Carriers consider IMSI numbers so sensitive that they are transmitted from devices to cell towers as infrequently as possible. To protect subscriber confidentiality, network operators instead generate temporary IMSI numbers to place calls, send data or update a subscriber's location when they move to a new area.
Lee Reiber, a former cellphone forensics examiner with the Boise Police Department who now trains law enforcement agencies to obtain data from mobile phones and networks, says carriers including AT&T have made it possible to calculate the IMSI number from the ICC-ID. He says it can be as easy as rearranging some of the ICC-ID's digits.
The IMSI numbers are critical pieces of data that help law enforcement agencies work backward from mobile devices to identify the suspects who use them. They can also be used to track suspects and listen in to their cellphone calls, Mr. Reiber says. With the IMSI number, he says, it may be possible to track a person down to the level of a city or area of a city.

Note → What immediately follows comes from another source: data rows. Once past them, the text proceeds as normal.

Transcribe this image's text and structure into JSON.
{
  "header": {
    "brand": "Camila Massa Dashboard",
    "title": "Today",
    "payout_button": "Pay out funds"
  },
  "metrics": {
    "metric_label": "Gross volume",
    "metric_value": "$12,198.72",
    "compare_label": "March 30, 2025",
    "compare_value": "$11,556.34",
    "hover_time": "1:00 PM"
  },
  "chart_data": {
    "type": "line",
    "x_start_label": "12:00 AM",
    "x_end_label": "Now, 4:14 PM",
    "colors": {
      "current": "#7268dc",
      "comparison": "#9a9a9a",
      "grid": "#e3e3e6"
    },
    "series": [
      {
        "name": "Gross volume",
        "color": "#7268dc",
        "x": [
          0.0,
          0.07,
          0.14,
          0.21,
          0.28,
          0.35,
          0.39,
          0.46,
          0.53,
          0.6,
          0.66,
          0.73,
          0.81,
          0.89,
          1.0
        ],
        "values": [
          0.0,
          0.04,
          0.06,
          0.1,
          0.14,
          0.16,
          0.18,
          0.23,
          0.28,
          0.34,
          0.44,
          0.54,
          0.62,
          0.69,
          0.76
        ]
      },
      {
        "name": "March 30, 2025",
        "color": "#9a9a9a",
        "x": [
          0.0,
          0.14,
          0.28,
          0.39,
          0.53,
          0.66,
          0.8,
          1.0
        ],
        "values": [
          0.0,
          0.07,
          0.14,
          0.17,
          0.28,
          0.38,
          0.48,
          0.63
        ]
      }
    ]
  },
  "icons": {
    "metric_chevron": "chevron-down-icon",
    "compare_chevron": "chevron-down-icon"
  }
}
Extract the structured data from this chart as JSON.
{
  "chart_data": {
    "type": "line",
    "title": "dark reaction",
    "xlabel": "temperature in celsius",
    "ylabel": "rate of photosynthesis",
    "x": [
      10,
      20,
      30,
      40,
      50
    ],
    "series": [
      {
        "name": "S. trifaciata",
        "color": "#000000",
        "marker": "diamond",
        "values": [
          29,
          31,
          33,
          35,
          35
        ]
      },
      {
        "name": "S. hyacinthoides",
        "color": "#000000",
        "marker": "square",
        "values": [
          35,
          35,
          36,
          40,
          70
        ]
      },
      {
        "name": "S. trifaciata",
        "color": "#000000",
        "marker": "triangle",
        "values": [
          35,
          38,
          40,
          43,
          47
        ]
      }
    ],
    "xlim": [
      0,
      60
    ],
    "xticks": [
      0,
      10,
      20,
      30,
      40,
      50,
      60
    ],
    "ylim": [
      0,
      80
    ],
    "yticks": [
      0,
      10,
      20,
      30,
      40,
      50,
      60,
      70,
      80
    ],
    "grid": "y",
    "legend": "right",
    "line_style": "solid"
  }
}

Police, using court orders, obtain that information directly from carriers. But others could get it with help from a company with access to systems called SS7 networks, which carry the information needed to route and connect calls. The SS7 networks can be used to identify the area of a city where a device last pinged a cell tower.
A range of companies, including text-message marketing firms and some mobile-service retailers, have access to SS7 systems. Marketers and retailers have only limited access to the SS7 system, but security experts fear the system could be manipulated to skirt those limits.
"There are ways to manipulate protocols within the telephony network to subvert access controls and extract information," says Don Bailey, a consultant with computer security consulting firm iSEC Partners.Companies, for example, could pretend to want to send a text message to a subscriber in order to uncover information about that subscriber's location.